Les mésanges, qu’elles soient bleues, charbonnières, mélanocéphales ou huppées, n’ont plus de secrets pour moi et n’allez pas croire que les boules qui enguirlandent les piliers de la terrasse y sont seules pour quelque chose !
Le rouge gorge, me poursuit de ses assiduités, surtout lorsque je retourne la terre au jardin ; quant à la bergeronnette, outre le fait qu’elle me salue gravement lorsque je mets le nez dehors, elle en vient à frapper mon carreau si elle ne m’a pas aperçue depuis longtemps.
L’hirondelle, qui niche sous mon toit, emplit mon ciel de ses folles arabesques, et m’accueille à chaque fois de cris de joie perçants.
Il n’est jusqu’au petit duc qui berce mes nuits de ses monocordes notes mélancoliques et pour ce qui est de l’effraie c’est parce qu’elle sait combien j’aime avoir peur, qu’elle pousse certains soirs ces miaulements sinistres.
Bref! Je me croyais donc une ornithologue avertie jusqu'à cet autre matin de juin.

***

Figurez vous que, ce matin là, alors que j’étendais sur le séchoir, au soleil levant, je fus entourée d’une nuée piaillante, rouge, verte et bleue.
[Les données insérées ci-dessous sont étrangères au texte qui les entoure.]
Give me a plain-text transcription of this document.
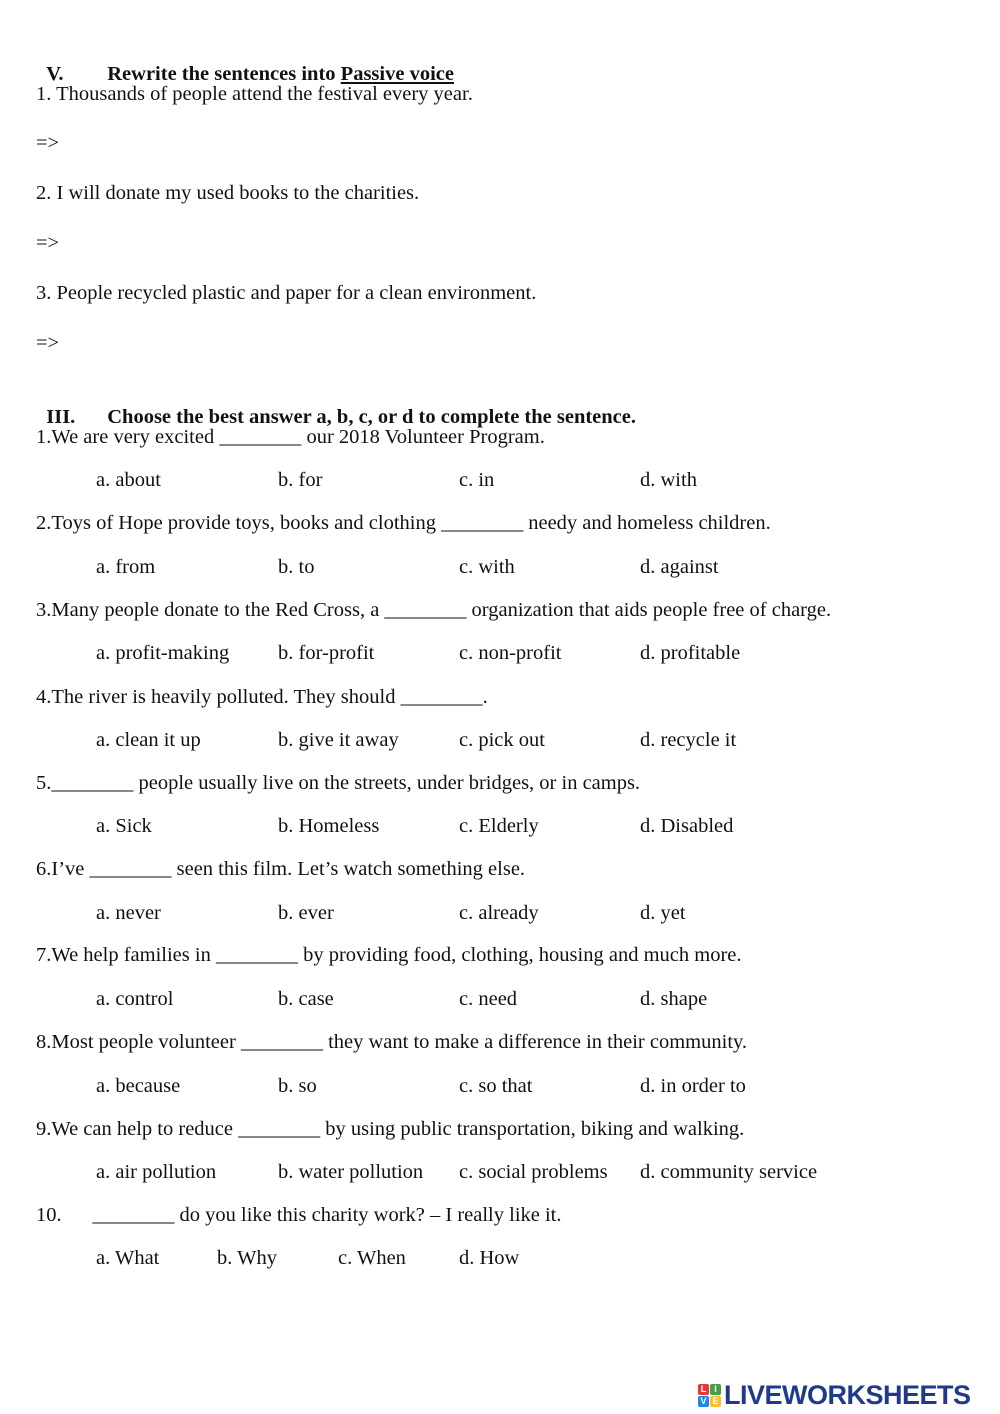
V. Rewrite the sentences into Passive voice

1. Thousands of people attend the festival every year.
=>
2. I will donate my used books to the charities.
=>
3. People recycled plastic and paper for a clean environment.
=>

III. Choose the best answer a, b, c, or d to complete the sentence.

1.We are very excited ________ our 2018 Volunteer Program.
a. about	b. for	c. in	d. with
2.Toys of Hope provide toys, books and clothing ________ needy and homeless children.
a. from	b. to	c. with	d. against
3.Many people donate to the Red Cross, a ________ organization that aids people free of charge.
a. profit-making b. for-profit	c. non-profit	d. profitable
4.The river is heavily polluted. They should ________.
a. clean it up	b. give it away	c. pick out	d. recycle it
5.________ people usually live on the streets, under bridges, or in camps.
a. Sick	b. Homeless	c. Elderly	d. Disabled
6.I’ve ________ seen this film. Let’s watch something else.
a. never	b. ever	c. already	d. yet
7.We help families in ________ by providing food, clothing, housing and much more.
a. control	b. case	c. need	d. shape
8.Most people volunteer ________ they want to make a difference in their community.
a. because	b. so	c. so that	d. in order to
9.We can help to reduce ________ by using public transportation, biking and walking.
a. air pollution	b. water pollution c. social problems d. community service
10.      ________ do you like this charity work? – I really like it.
a. What	b. Why	c. When	d. How
L I
V E LIVEWORKSHEETS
Nuée ? Vous allez certainement dire que j’exagère, je vous l’accorde, mais ils n’étaient pas moins de dix à voleter dans les grands frênes , poussant des cris que je ne reconnaissais pas, tous pourvus d’un bec long et pointu, d’ailes courtes et si joliment colorées ! Quels étaient donc ces êtres ailés qui me rendaient visite ? Je n’en avais jamais vu de cette sorte auparavant.
- Qui êtes vous donc leur demandais-je ?
- Nous sommes les guêpiers me fut-il répondu.
- Les guêpiers ? Ah ! Vous vous nourrissez donc …
- De guêpes, frelons et autres insectes volants et piqueurs, exceptés toutefois les abeilles qui nous permettent de nous délecter de leur miel. - D’où votre bec pointu.
- D’où notre bec pointu.
- Et comment se fait-il que je ne vous ai jamais vus ici ?
- C’est que nous ne sommes que de passage ; voyez-vous, nous venons d’Afrique.
- D’Afrique ?
- D’Afrique ! Nous remontons vers le Nord. Auriez- vous quelques guêpes, quelques frelons à nous mettre sous le bec ? A la rigueur quelques fruits, quelques graines ? Durant notre voyage migratoire nous nous devons de ne pas trop consommer afin de ne pas nous alourdir. Mais voler dans ces grands courants nous épuise. Nous étions à bout de force hier au soir lorsque nous avons fait halte chez vous.
- Mais si, bien sûr, les groseilles sont mûres au verger, les guêpes ont recommencé à faire l’assaut des confitures, il ne manque pas de graines au poulailler, et je vais ouvrir un pot de miel de lavande dont vous me direz des nouvelles !  Vous pensez si j’étais ravie ! De la visite !A la campagne, l’hospitalité, c’est sacré ! Lorsqu’on vit éloigné du monde et de ses tracas, on prend plaisir à prendre de ses nouvelles, ne serait-ce que pour se fortifier dans l’idée que c’est bien nous qui avons fait le bon choix. Et puis, des hôtes venus de si loin, quelles belles histoires n’auraient-ils pas à nous raconter ! Et vous savez tous comme j’en suis friande.
Nous décidâmes de commencer le repas par le poulailler, pensant que blé, maïs concassé et millet sustenteraient bien vite leurs jabots défraîchis.

***

Je savais que l’on pouvait compter sur la solidarité de mes poules, elles, qui permettaient aux moineaux, tourterelles, rouges gorges et autres passereaux de piller sans vergogne leur mangeoire .
D’ailleurs je me vantais à qui voulait l’entendre de leur humeur toujours égale ainsi que de la prodigalité de leur ponte.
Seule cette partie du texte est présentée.